Cari açık ve finansmanı: 2007’de ortalama 70 dolar bandında bulunan enerji maliyetleri, 2008’de 115 dolara fırladı ve cari açığı da hortlattı. Ancak dünyada ekonomik faaliyetin yavaşladığı bir ortamda enerji-emtia maliyetlerinin hızla gerilemesi inanılmaz bir şans. Yapılan enerji satın alma kontratlarına bağlı olarak son çeyrekte bu faturanın bir hayli düşmesi mümkün.

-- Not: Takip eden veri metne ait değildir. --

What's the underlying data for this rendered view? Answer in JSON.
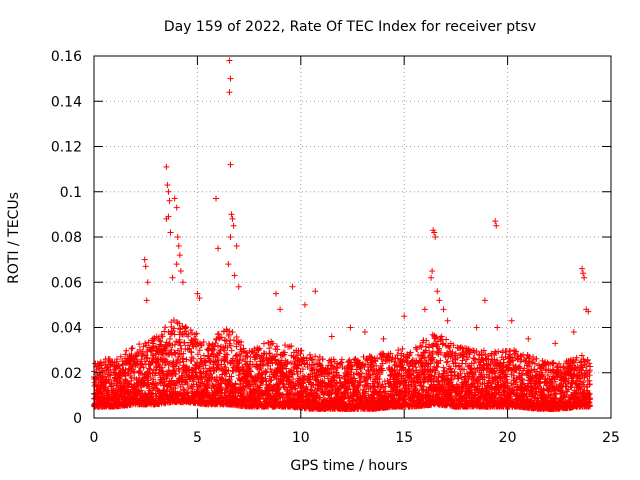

Cari açığın finansmanında da bir sıkıntının olmayacağını varsayabiliriz. Yine de tedbir almak, yeni arayışlara girmek gerekiyor. Örneğin ABD sarsılırken, Körfez sermayesi gidecek yer arıyor. Tokyo ve Londra’nın İslami finans merkezi olma iddiasını gündeme getirdiği bir ortamda, basit ideolojik argümanlar bir kenara bırakılmalı. Bir an önce İslami sermayeyi cezbedecek düzenlemeler yapılıp, Sukuk (faize dayalı olmayan tahvil) gibi yeni finansal enstrümanlar geliştirmek suretiyle Körfez sermayesi daha yoğun ölçüde devreye sokulmalı.
Faiz cephesi: Enflasyonda aşağı yönde sarkma yaşandığında, faiz oranlarının gevşetilmesi için iyi bir ortam oluşmuştu. Ancak dışarıdaki son bozulmanın etkisiyle piyasa faiz oranları %20 bandını zorluyor. ABD’de hazırlıkları süren “paket”i görmeden kimin, neyi ve nasıl kurtardığını anlamadan faiz cephesinde bir düşüşün yaşanması zor. İflaslar devam ederse bu gerilim altında faizler bu düzeyde devam eder. Merkez Bankası’nın bu ortamda faizi tek yanlı düşürmesinin zerre kadar anlamı kalmaz. Ancak dışarı nefes alır almaz içeride faizlerin hızla %18’lere dönmesi ve Merkez’in elini rahatlatması beklenebilir. Öte yandan dış türbülans devam ederken, içeride büyümeyi tetiklemek üzere hükümetin, abarttığı mali disiplininin biraz normalleştirmesi, sıkı para disiplinin de devam ettirilmesi şart.